でも、キューピッドは本当に、気まぐれなんだよね――
その日も、雑談しながら自己紹介レポートを作っていた。
「みんなどこ出身?」
そんな南の一言からはじまった。
「俺は東京」
「俺も」
と、武下君と苑田君。
「私は千葉。美羽は?」
「北海道だよ」
「北海道! へぇ~、じゃあ一人暮らしなの?」
「うん。苑田君も一人暮らしだったよね」
「ああ」
「苑田はもう彼女ができて、部屋に連れて行ったらしいよ」
うっしっしっ、と笑って南が言った。
「えっ、そうなの!? すごいね」
本当にすごいと思って、しみじみと苑田君を見た。
「別に普通だろ……、武下だって、彼女いるだろ?」
苑田君のその言葉に、私はドキンッとする。
「えっ、そうなの!?」
思わず、武下君を振り仰いで見ちゃった。
彼ははにかんだ笑顔で。
「いや、彼女はいないけど……」
そう言った。
私はその言葉にほぅーっと安堵の息をつく。でも、続いて武下君の口から出た言葉に、驚いたの。
「好きな子はいるよ」
えっ。
ツキンッ。
胸が締め付けられるように痛んだ。
「えー、そうなの? 誰、誰?」
南はキャーキャー言いながら、興味津々に聞く。
私は驚きを隠しつつ、武下君の口が動くのを、息をのんで見ていた。
「同じ学科の子、河原さんっていう」
河原 瑠璃子さん……
オリエンテーションの時、私の隣に座っていた美少女の名前。出席番号が近いから、同じ授業が多く、班分けをする時も同じになって、時々話したことがある。

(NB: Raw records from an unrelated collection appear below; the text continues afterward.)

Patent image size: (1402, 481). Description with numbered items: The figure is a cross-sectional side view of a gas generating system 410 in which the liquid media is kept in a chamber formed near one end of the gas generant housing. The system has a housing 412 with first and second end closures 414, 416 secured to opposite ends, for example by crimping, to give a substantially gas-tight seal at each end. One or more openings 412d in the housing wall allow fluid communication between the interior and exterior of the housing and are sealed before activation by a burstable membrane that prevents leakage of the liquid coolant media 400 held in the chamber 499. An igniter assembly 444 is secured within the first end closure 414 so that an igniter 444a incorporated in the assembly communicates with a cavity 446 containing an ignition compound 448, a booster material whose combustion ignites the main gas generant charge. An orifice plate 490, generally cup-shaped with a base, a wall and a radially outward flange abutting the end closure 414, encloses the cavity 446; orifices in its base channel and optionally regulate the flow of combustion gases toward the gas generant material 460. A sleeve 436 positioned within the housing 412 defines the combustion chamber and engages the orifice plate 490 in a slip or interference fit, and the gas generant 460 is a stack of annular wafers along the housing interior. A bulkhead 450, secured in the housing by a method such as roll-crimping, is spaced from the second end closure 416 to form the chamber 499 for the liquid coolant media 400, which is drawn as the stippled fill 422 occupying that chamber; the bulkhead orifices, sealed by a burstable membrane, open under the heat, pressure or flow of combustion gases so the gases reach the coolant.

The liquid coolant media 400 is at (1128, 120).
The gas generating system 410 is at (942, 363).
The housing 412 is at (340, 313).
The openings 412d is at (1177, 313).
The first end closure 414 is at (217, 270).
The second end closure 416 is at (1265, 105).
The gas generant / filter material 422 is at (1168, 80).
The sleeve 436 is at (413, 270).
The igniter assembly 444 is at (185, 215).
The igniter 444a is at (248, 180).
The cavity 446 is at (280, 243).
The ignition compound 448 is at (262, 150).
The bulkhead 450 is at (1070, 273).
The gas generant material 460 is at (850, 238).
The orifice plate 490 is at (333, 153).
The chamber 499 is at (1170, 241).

「そうなんだ。私、河原さんとは出席番号近いから、なにか協力しようか?」
キモチとは裏腹に、私の口からそんな言葉が出ていた。
サークル帰り、学科の課題をやるのに必要な本を探しに図書館に行く。そのことを言うと、武下君も同じ課題が出てるからと言ってついてきた。

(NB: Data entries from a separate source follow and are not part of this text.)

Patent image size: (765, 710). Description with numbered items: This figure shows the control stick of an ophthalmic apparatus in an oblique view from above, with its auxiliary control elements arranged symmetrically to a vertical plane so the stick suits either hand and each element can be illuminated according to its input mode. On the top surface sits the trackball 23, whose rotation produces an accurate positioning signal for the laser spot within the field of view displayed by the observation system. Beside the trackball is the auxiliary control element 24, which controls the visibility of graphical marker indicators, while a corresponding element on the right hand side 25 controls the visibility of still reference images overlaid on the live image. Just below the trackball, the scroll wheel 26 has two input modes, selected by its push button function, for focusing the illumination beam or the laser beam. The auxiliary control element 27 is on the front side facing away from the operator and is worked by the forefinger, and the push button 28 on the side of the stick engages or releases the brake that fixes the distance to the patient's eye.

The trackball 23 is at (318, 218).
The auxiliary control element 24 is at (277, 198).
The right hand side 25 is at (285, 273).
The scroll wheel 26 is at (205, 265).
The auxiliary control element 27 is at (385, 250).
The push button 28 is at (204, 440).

書架の間を、目的の本を探しながら歩く。すでに十九時をすぎていて、図書館の中の人はまばらだった。私は、目ぼしい本を何冊か持って談話室に向かい、空いている四人掛けの丸テーブルに座る。しばらくして、武下君も一冊の本を持ってやって来た。
「愛野、あった?」
「うん。これなんか、使えそうじゃない?」
本をペラペラめくりながら、言った。
「うーん、どれ?」
私の向かいに座った武下君が立ちあがって、机越しに覗きこんでくる。
見上げると、そこには端正で彫の深い武下君の顔。
ドキンッ。
武下君と目があって、彼は澄んだ瞳でしばらく私を見ると。
「愛野……愛野って呼びにくいから、下の名前で呼んでもいい? ……美羽?」
突然、下の名前で呼ばれて。
ドキンッ。
また、早鐘のように胸が打ちはじめる。
「美羽ちゃん? うーん」
その間にも、武下君はいろいろな風に私の名前を呼んで感触を確かめ、舌になじむ呼び名を探していた。

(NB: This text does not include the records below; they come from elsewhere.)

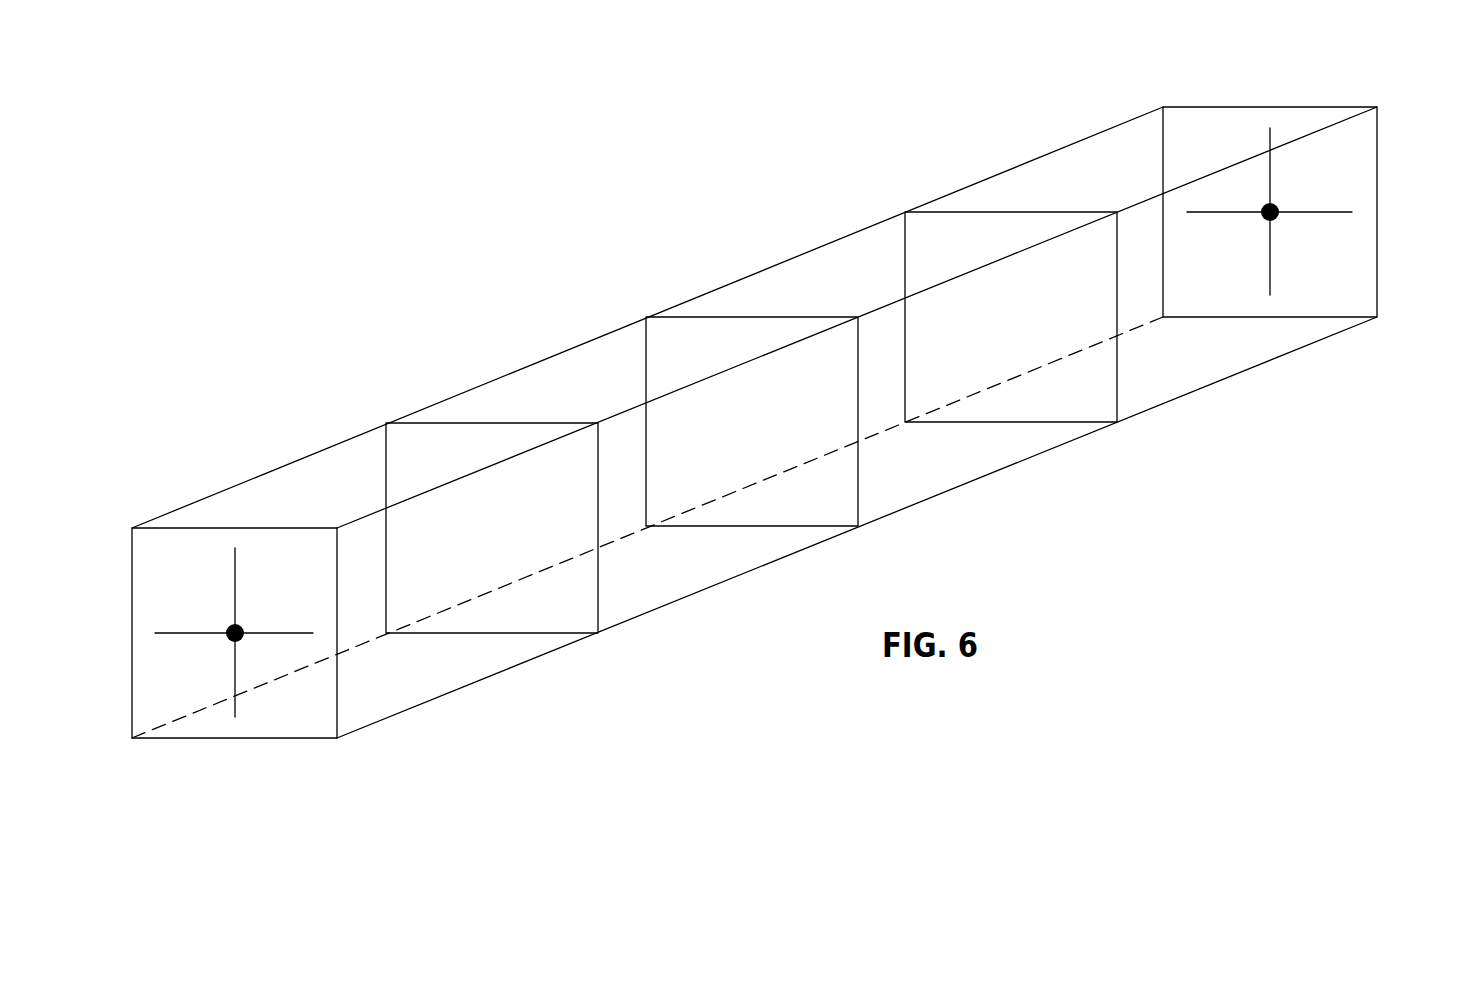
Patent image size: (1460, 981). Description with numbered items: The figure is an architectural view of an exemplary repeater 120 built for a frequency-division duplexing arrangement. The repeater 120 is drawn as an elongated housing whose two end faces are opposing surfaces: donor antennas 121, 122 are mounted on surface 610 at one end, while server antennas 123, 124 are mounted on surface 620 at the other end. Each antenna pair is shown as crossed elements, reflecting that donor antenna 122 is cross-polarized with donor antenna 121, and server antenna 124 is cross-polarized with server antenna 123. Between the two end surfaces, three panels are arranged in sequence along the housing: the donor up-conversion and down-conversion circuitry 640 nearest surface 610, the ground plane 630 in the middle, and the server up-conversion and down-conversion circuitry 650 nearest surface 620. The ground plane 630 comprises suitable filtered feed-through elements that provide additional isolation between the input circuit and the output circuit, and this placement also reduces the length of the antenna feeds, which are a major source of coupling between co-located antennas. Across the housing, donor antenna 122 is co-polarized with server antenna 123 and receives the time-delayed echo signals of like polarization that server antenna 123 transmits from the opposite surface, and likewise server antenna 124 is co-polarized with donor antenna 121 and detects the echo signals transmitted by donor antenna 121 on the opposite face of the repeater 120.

The repeater 120 is at (758, 268).
The donor antenna 121 is at (192, 634).
The donor antenna 122 is at (235, 568).
The server antenna 123 is at (1272, 273).
The server antenna 124 is at (1330, 212).
The surface 610 is at (285, 740).
The surface 620 is at (1272, 106).
The ground plane 630 is at (858, 493).
The donor up-conversion and down-conversion circuitry 640 is at (598, 598).
The server up-conversion and down-conversion circuitry 650 is at (1117, 388).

「美羽ちゃん、みうちゃん、うーちゃん! うん、うーちゃんなんてどう?」
「えっ?」
うーちゃん……?
今まで、そんな風に呼ばれたことがなくて、目がてん。なんか、自分のことを呼ばれているカンジがしないけど……武下君になら、そう呼ばれてもいいかな。
「うーちゃん?」
見上げると、武下君のドアップ!!
突然、間近に端正な顔があって、自分でもカァーっと顔が赤くなるのがわかった。私は赤くなった顔を隠すように、あわてて目をそらす。
「な、なに?」
「うん、やっぱ、うーちゃんってカンジだね」
そう言って武下君は、魅惑的な瞳で、ニコっと笑ったの。
私はそんな彼を呆然とみつめてしまった。
「あっ、じゃあ、私も、武下君じゃなくて、そうだなあ……あっ、武って呼んでもいい?」
そう聞くと、笑って、いいよって言ってくれた。